Lagrange's Mean Value Theorem Why is theta between 0 and 1?

Sometimes it's a little hard to answer
θ belongs to (0,1)
Let's talk about Lagrange's mean value theorem first
If a function is continuous on [a, b] and differentiable on (a, b), then there is at least one point e between (a, b), which has:
f(b)-f(a)=f'(e)(b-a) (*)
(*) this formula can also be written as:
f(b)-f(a)=f'(a+θ(b-a))*(b-a)
Look at this: does a + θ (B-A) belong to (a, b)
Yes. Because θ belongs to (0,1), so: a + θ (B-A) belongs to (a, b)
In fact, you don't have to worry about the finite increment formula.
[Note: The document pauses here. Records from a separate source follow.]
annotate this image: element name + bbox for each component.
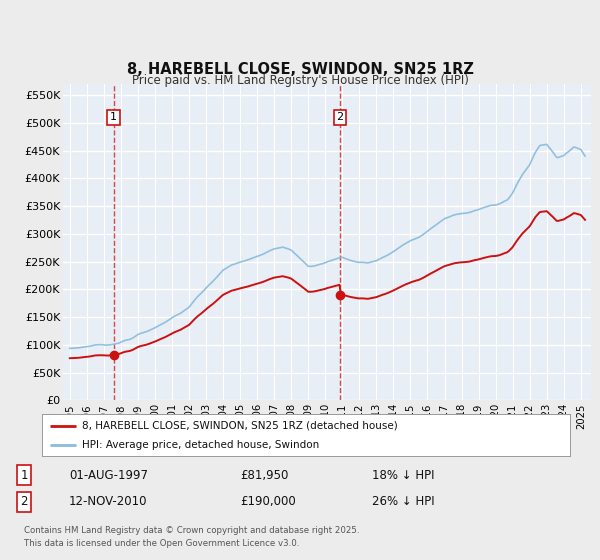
- Text: 01-AUG-1997: 01-AUG-1997: [69, 469, 148, 482]
- Text: £190,000: £190,000: [240, 496, 296, 508]
- Text: 26% ↓ HPI: 26% ↓ HPI: [372, 496, 434, 508]
- Text: 1: 1: [20, 469, 28, 482]
- Text: 1: 1: [110, 113, 117, 122]
- Text: HPI: Average price, detached house, Swindon: HPI: Average price, detached house, Swin…: [82, 440, 319, 450]
- Text: Contains HM Land Registry data © Crown copyright and database right 2025.
This d: Contains HM Land Registry data © Crown c…: [24, 526, 359, 548]
- Text: 12-NOV-2010: 12-NOV-2010: [69, 496, 148, 508]
- Text: 8, HAREBELL CLOSE, SWINDON, SN25 1RZ (detached house): 8, HAREBELL CLOSE, SWINDON, SN25 1RZ (de…: [82, 421, 397, 431]
- Text: 2: 2: [20, 496, 28, 508]
- Text: Price paid vs. HM Land Registry's House Price Index (HPI): Price paid vs. HM Land Registry's House …: [131, 73, 469, 87]
- Text: £81,950: £81,950: [240, 469, 289, 482]
- Text: 2: 2: [337, 113, 344, 122]
- Text: 8, HAREBELL CLOSE, SWINDON, SN25 1RZ: 8, HAREBELL CLOSE, SWINDON, SN25 1RZ: [127, 63, 473, 77]
- Text: 18% ↓ HPI: 18% ↓ HPI: [372, 469, 434, 482]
Khan, let's understand it this way, e is a to B
When θ = 0, e is a, and when θ = 1, e is B
A + θ (B-A) always changes between (a, b)
The more I feel, the more I confuse you

What is Lagrange's theorem?

If the function f (x) is differentiable on (a, b) and continuous on [a, b], then there must be a ξ ∈ [a, b] such that
f'(ξ)*(b-a)=f(b)-f(a)

Lagrange's Mean Value Theorem
It is proved that parabola always accords with mean value theorem in any interval
I don't understand. Where did K (x1 ^ 2-x2 ^ 2) / (x1-x2) come from????

Let the parabola be y = KX ^ 2 (k is a non-zero constant), a (x1, Y1), B (X2, Y2) be any two points on the parabola
y'=2kx=(y1-y2)/(x1-x2)=k(x1^2-x2^2)/(x1-x2)=k(x1+x2)
x=(x1+x2)/2
So the proposition holds
Supplement: a (x1, Y1), B (X2, Y2) are any two points on the parabola, so Y1 = kx1 ^ 2, y2 = kx2 ^ 2

Lagrange's Mean Value Theorem Why is theta between 0 and 1?